Pada perundingan dirumah Maeda ada
rencana untuk menyelenggarakan Proklamasi di Ikada. Tapi ternyata, pada
tanggal 17 Agustus 1945, Proklamasi Kemerdekaan Indonesia
diselenggarakan dimuka rumah Soekarno dijalan Pegangsaan Timur no 56.
Soediro (Mantan Walikota saat tahun 1945 menjabat wakil kepala barisan
Pelopor) bercerita. Sejak tanggal 14 Agustus 1945, dia menugaskan
Soehoed (tampak dalam foto proklamasi seorang pemuda bercelana pendek)
dan beberapa orang pelopor istimewa untuk menjaga keluarga Soekarno.
Pada tanggal 16 Agustus 1945 malam hari, Soehoed melaporkan bahwa telah
datang Soekarni dan Chaerul Saleh dan kawan-kawannya.
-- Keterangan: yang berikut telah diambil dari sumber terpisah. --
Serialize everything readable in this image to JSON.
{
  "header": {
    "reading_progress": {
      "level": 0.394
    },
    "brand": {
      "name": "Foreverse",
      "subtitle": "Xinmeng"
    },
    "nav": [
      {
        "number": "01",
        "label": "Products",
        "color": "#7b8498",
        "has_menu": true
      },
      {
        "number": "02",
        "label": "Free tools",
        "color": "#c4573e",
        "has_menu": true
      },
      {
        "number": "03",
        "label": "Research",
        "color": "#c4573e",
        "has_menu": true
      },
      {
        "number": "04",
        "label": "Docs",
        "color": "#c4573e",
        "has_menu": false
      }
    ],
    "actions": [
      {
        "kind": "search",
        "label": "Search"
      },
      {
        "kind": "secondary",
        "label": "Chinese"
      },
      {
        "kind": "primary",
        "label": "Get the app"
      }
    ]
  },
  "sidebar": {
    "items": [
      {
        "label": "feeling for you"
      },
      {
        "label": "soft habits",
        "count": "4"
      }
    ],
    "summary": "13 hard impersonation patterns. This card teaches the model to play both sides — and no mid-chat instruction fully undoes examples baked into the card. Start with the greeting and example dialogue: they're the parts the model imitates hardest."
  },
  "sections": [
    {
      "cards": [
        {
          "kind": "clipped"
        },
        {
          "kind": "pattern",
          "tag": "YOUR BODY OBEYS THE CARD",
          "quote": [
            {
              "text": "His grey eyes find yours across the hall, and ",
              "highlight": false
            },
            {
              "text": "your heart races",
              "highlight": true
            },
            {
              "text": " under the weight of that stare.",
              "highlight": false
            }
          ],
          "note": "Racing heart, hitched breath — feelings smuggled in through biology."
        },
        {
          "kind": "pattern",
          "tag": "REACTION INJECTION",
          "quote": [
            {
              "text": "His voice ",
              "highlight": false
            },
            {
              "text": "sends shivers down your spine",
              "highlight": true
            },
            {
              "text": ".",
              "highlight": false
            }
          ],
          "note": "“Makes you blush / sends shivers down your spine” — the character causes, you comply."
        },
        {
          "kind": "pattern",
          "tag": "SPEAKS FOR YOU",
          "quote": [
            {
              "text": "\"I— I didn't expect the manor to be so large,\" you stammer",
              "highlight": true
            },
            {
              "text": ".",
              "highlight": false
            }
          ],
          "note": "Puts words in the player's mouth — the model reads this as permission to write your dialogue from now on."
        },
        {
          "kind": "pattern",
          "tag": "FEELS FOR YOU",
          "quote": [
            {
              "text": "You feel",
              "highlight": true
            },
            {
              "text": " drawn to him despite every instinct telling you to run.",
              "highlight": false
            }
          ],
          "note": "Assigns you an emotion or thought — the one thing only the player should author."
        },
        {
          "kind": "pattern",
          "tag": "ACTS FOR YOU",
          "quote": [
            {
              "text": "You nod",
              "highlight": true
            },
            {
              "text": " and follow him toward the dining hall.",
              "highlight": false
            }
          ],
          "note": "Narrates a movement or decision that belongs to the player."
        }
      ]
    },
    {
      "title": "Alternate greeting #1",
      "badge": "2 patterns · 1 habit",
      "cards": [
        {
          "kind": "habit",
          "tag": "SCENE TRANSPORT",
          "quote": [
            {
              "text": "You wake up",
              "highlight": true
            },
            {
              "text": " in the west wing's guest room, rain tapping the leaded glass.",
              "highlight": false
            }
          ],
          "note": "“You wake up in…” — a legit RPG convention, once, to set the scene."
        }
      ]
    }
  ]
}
Soehoed tidak
curiga karena Caherul juga anggota pelopor istimewa. Demikian juga
ketika Soekarno sekeluarga dibawa pergi tidak ada kecurigaan sebagai
peristiwa penculikan. Pada mereka timbul semangat lagi ketika Soekarno
kembali pada tanggal 16 Agustus 1945 malam hari. Berkaitan dengan
perintah Dr Muwardi (pimpinan barisan Pelopor) untuk melakukan persiapan
upacara 17 Agustus 1945, Soediro memanggil para pembantunya untuk turut
menyebarkan akan adanya acara sangat penting pada tanggal 17 Agustus
1945. Misalnya K.Gunadi diserahkan tugas untuk menyampaikan instruksi
tertulis yang ditujukan pada para anggota barisan pelopor istimewa dan
eksponen barisan pelopor lainnya. Sedangkan Daitai-daitai di kawedanaan
dan Cutai-cutai dikecamatan banyak yang sudah dihubungi sendiri, secara
pertilpun atau perkurir. Instruksinya antara lain, berkumpul dilapangan
Ikada tanpa membawa panji pelopor pada jam 11.00 untuk keperluan
menghadiri upacara penting. Ketika dengan bersepeda Soediro pagi harinya
menuju Ikada, dia heran karena melihat disitu banyak Jepang bersenjata.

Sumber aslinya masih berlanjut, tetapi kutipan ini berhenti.